Una risa le heló la sangre. Apareció una tercera figura delante de ella, cortándola el paso. No tenía salida, no había nadie para ayudarla. Su corazón palpitaba con fuerza, tenía mucho frío.

–Mira, parece que se ha perdido.

–No me he perdido, estoy llegando a casa, es tarde y me estarán buscando –dijo ella.

–No, no creo que te busquen. Ninguna familia decente dejaría a una muchacha como tú sola en la noche. A no ser que… –dijo uno de ellos mientras tocaba la mejilla a la muchacha.

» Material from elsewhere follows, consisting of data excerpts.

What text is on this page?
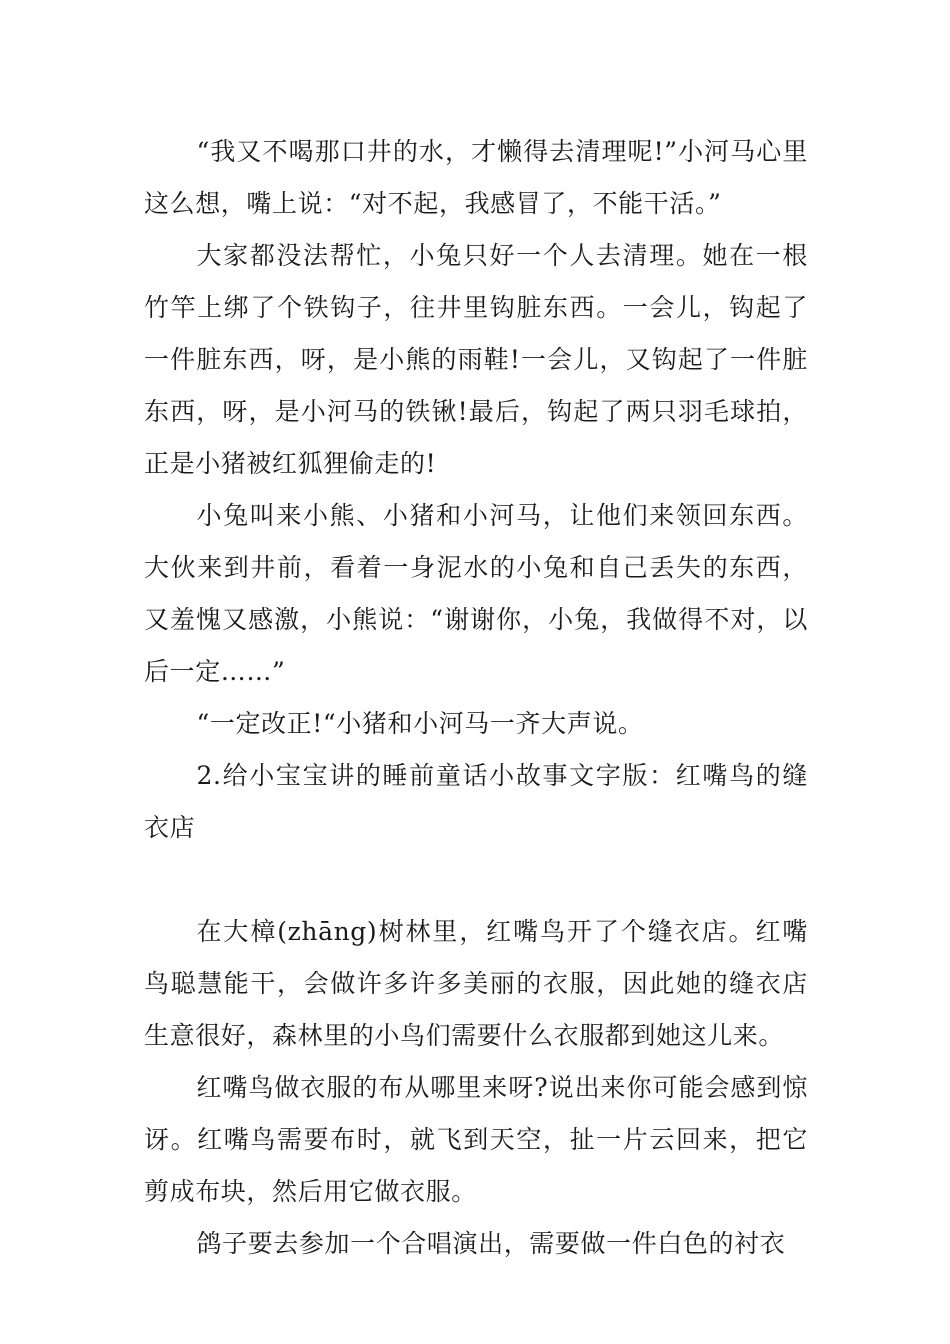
“我又不喝那口井的水，才懒得去清理呢!”小河马心里这么想，嘴上说：“对不起，我感冒了，不能干活。”

大家都没法帮忙，小兔只好一个人去清理。她在一根竹竿上绑了个铁钩子，往井里钩脏东西。一会儿，钩起了一件脏东西，呀，是小熊的雨鞋!一会儿，又钩起了一件脏东西，呀，是小河马的铁锹!最后，钩起了两只羽毛球拍，正是小猪被红狐狸偷走的!

小兔叫来小熊、小猪和小河马，让他们来领回东西。大伙来到井前，看着一身泥水的小兔和自己丢失的东西，又羞愧又感激，小熊说：“谢谢你，小兔，我做得不对，以后一定……”

“一定改正!“小猪和小河马一齐大声说。

2.给小宝宝讲的睡前童话小故事文字版：红嘴鸟的缝衣店

在大樟(zhāng)树林里，红嘴鸟开了个缝衣店。红嘴鸟聪慧能干，会做许多许多美丽的衣服，因此她的缝衣店生意很好，森林里的小鸟们需要什么衣服都到她这儿来。

红嘴鸟做衣服的布从哪里来呀?说出来你可能会感到惊讶。红嘴鸟需要布时，就飞到天空，扯一片云回来，把它剪成布块，然后用它做衣服。

鸽子要去参加一个合唱演出，需要做一件白色的衬衣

Su corazón se iba a salir del pecho. Su cabeza intentaba pensar cómo huir de allí. Quería desaparecer, que se la tragase la tierra.

Uno de los hombres la empujó contra la pared de la catedral. Qué irónico –pensó ella por un momento–, el lugar sagrado donde supuestamente estaba su dios iba a convertirse en su propio infierno.

De repente sintió fuego en sus venas. Una furia que no recordaba haber sentido antes y de su garganta salió una carcajada. Una carcajada que habría hecho palidecer al mismísimo diablo.

¿De su garganta? Sí. Había salido de su cuerpo, pero aquella voz, casi gutural, no era la suya. Esa voz que ahora la susurraba en algún rincón de su mente que no se preocupara, que la diera libertad y ella la protegería.

Los hombres retrocedieron unos pasos desconcertados, mirándose entre ellos, tratando de convencerse de que ese sonido, que parecía de otro mundo, no había sido real. Uno de ellos volvió a agarrarla del brazo.

Todo se volvió rojo para ella. Fuego, solo sentía fuego y de repente… Nada.

Despertó en su cama. Pensó en la pesadilla tan extraña que había tenido porque, ¿qué si no iba a ser?

Salió de la habitación pero todo era silencio… ¿Qué pasaba? Fue al patio y allí estaba su familia comentando algo que había ocurrido. Se acercó a ellos.

–¡Ay hija! Menos mal que no te pasó nada –dijo su madre con un gran nerviosismo en la voz.

–No entiendo…

–Al parecer anoche murieron tres hombres. Los atacaron cruelmente y con saña. Tenían el rostro destrozado igual que la garganta, dicen que para que no gritaran de dolor, pero lo peor…

–¿Lo peor? –dijo la chica mientras su pulso comenzaba a acelerarse.

–Ay hija… ¡Dicen que tenían el corazón en las manos!

Palideció. No podía pensar. Tenía la imagen descrita en su retina, fija, indeleble.

–Pero… ¿Dónde? Madre… –consiguió decir.

–Aquí al lado, en la vida y la muerte.

En ese instante su corazón dejó de latir por un momento y una voz sonó con fuerza en su mente. Una voz ronca, fuerte. Una voz que ahora sí, al menos en parte, reconocía como parte de ella.

–Te dije que no te preocuparas. Yo siempre cuidare de ti. Aunque no te guste somos una, pero no las únicas.